Download or read book Gathering Leaves and Lifting Words written by Justin Thomas McDaniel and published by University of Washington Press. This book was released on 2010-12-01 with total page 384 pages. Available in PDF, EPUB and Kindle. Book excerpt: Winner of the Henry J. Benda Prize sponsored by the Association for Asian Studies Gathering Leaves and Lifting Words examines modern and premodern Buddhist monastic education traditions in Laos and Thailand. Through five centuries of adaptation and reinterpretation of sacred texts and commentaries, Justin McDaniel traces curricular variations in Buddhist oral and written education that reflect a wide array of community goals and values. He depicts Buddhism as a series of overlapping processes, bringing fresh attention to the continuities of Theravada monastic communities that have endured despite regional and linguistic variations. Incorporating both primary and secondary sources from Thailand and Laos, he examines premodern inscriptional, codicological, anthropological, art historical, ecclesiastical, royal, and French colonial records. By looking at modern sermons, and even television programs and websites, he traces how pedagogical techniques found in premodern palm-leaf manuscripts are pervasive in modern education. As the first comprehensive study of monastic education in Thailand and Laos, Gathering Leaves and Lifting Words will appeal to a wide audience of scholars and students interested in religious studies, anthropology, social and intellectual history, and pedagogy.

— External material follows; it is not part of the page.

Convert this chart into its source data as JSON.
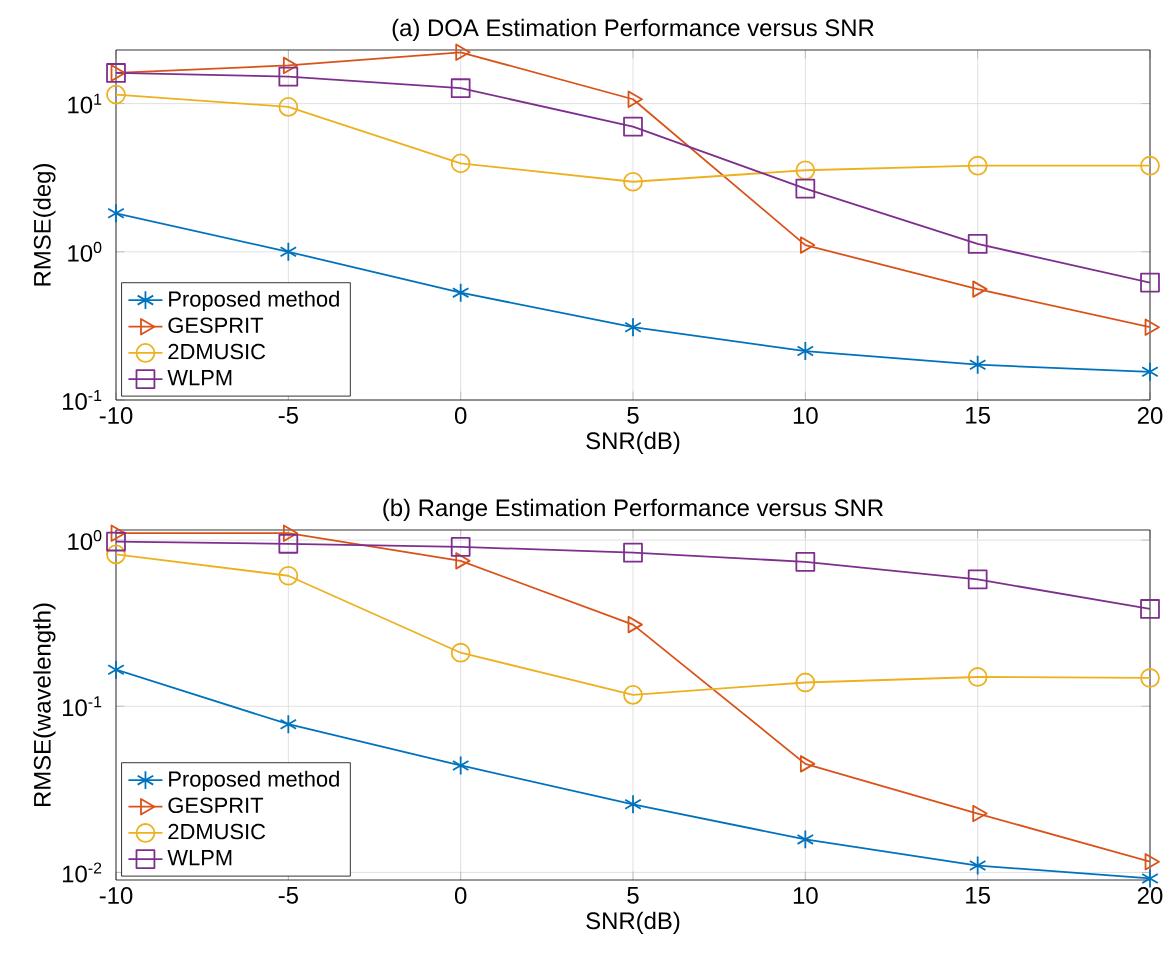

Download or read book Thailand s International Meditation Centers written by Brooke Schedneck and published by Routledge. This book was released on 2015-05-15 with total page 230 pages. Available in PDF, EPUB and Kindle. Book excerpt: This book explores contemporary practices within the new institution of international meditation centers in Thailand. It discusses the development of the lay vipassana meditation movement in Thailand and relates Thai Buddhism to contemporary processes of commodification and globalisation. Through an examination of how meditation centers are promoted internationally, the author considers how Thai Buddhism is translated for and embodied within international tourists who participate in meditation retreats in Thailand. Shedding new light on the decontextualization of religious practices, and raising new questions concerning tourism and religion, this book focuses on the nature of cultural exchange, spiritual tourism, and religious choice in modernity. With an aim of reframing questions of religious modernity, each chapter offers a new perspective on the phenomenon of spiritual seeking in Thailand. Offering an analysis of why meditation practices appeal to non-Buddhists, this book contends that religions do not travel as whole entities but instead that partial elements resonate with different cultures, and are appropriated over time.